Thursday, December 23, 2010

What I think

I am not an expert on attachment issues. In fact, I don't think there are really any true experts out there. Instead, i think there are people who are experts in certain fields, like psychology or neurophysiology, and then there are parents who are experts in their own kids. My own experience is 16 years of parenting one and now three kids with attachment challenges, plus 25 years of scientific research in the medical field, including neurology and pharmacology. That makes me fully qualified to give absolutely NO advice to ANYONE. Hah!

Instead today I am going to talk about what I think, my opinions and my take on things from my perspective. Take it for what it is, just my thoughts. I spend a lot of time thinking about attachment, reading about attachment and trying to really understand attachment. I end up with more questions than answers. I have the feeling a lot of people end up in the same place.

First, I truly do believe that attachment issues fall into a broad spectrum. The inherant personality of the child, the collective experiences of the child, the family(s) the child has lived with, and the level of trauma a child has experienced all affect the attachment outcome. Now, for today's post, I am going to define 'trauma' as more than just leaving one loving family for another. All children in adoption have loss, but not all have experienced neglect, abuse, starvation, abandonment, etc. So I am categorizing loss separately from trauma. Why? because in Ahren's case, and in the case of my friend Deb's little guy Bug, they had wonderful loving foster families that did everything they could to help our kids have a healthy transition to their forever families. Our boys were the lucky ones, and yet they have trouble trusting and being securely attached. That is because of their loss. Very understandable.

Children who experience traumatic experiences on top of loss have much deeper issues, issues that include how they process things at a much deeper neurological level. Abuse and neglect permanently change who a person is, how they deal with the world around them, and how they relate to others. I truly believe that the more trauma a child experiences, and the longer they experience it makes their issues much greater and harder to repair.

I also believe that other issues complicate our children. Genetic predispositions and other organic diseases like ADHD, bipolar disorder, depression, sensory disorders, and many others add a layer of complexity to these kids. I like to relate it to Shrek and his 'onions have layers' analogy. These kids have layers, many many layers that we have to peel away slowly to find the truth in order to help them. Plus, the layers often co-mingle in the way they present to us, so figuring out what behavior comes from an organic cause (ADHD), a trauma cause (PTSD) or is simply the rather normal behavior of a 4-year old boy (ayy yie yie!) is almost impossible!

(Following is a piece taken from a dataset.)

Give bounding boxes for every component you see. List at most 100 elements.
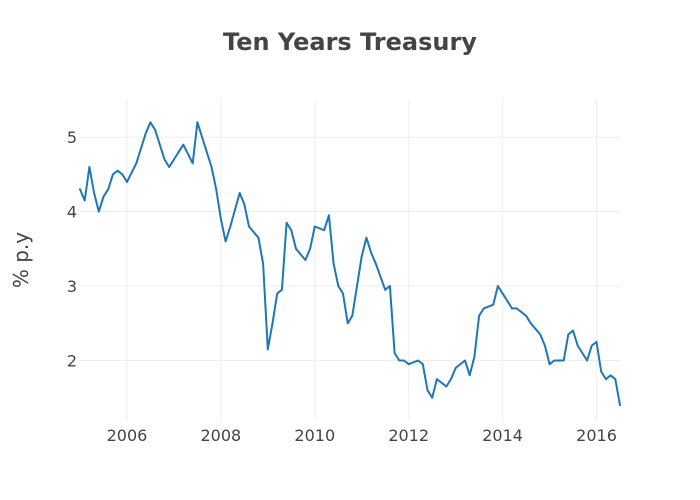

Now add in the fact that we cannot just love them back to health, that they work incredibly hard to push us away, annoy us, disgust us and push our buttons. They do this because they want to hurt us and push us away before they become attached to us, care too much and risk being hurt again. In my mind I know this, but 'feeling' it and acting on it while a child is screaming that he wants to kill you is something else. Also consider that this goes on 24/7/365 and no human being has the stamina to be at their best all the time. Parents of 'challenging' kids make mistakes, we slip up, we feel guilty, we beat ourselves up all the time. This is no sprint, this is an all-out Iron Man Triathalon of healing where our opponents continually beat us up (physically and emotionally). I guess I shouldn't liken our kids to opponents, what I mean is that their issues are our opponents. Our kids are the true winners and if they win, we all win.

Attachment problems are not adoption specific. Did you know that? A child who is very ill during the first two years of life can also develop attachment issues. That's what happened with my biological daughter Ashley. From her first days of life she struggled with food allergies, intestinal bleeding, life-threatening infections, surgeries, high fevers, etc. I could not comfort her adequately during that time. In her heart I failed her as a parent and she did not trust me. In fact, she spent a lot of energy punishing me in every way imagineable. Unfortunately I had never heard of attachment issues. I parented her from my gut and made many, many mistakes. It's a miracle she is such a great kid now. There have been so many nights I cried myself to sleep knowing in my heart I was failing her and not able to change that.

I have more to share, but need to go parent the kids bouncing off my walls this very moment. LOL!

2 comments:

Reba said...

This post made me cry because this has been such a big topic at our house lately. I do cry often, feeling like I am failing. I know I am making mistakes. And I know that the hurts to heal in her heart are much bigger than I can fill. :( I wish there were a quick easy solution.

Diana said...

Well said! Very well said. Trauma soup is almost impossible to untangle and figure out at time.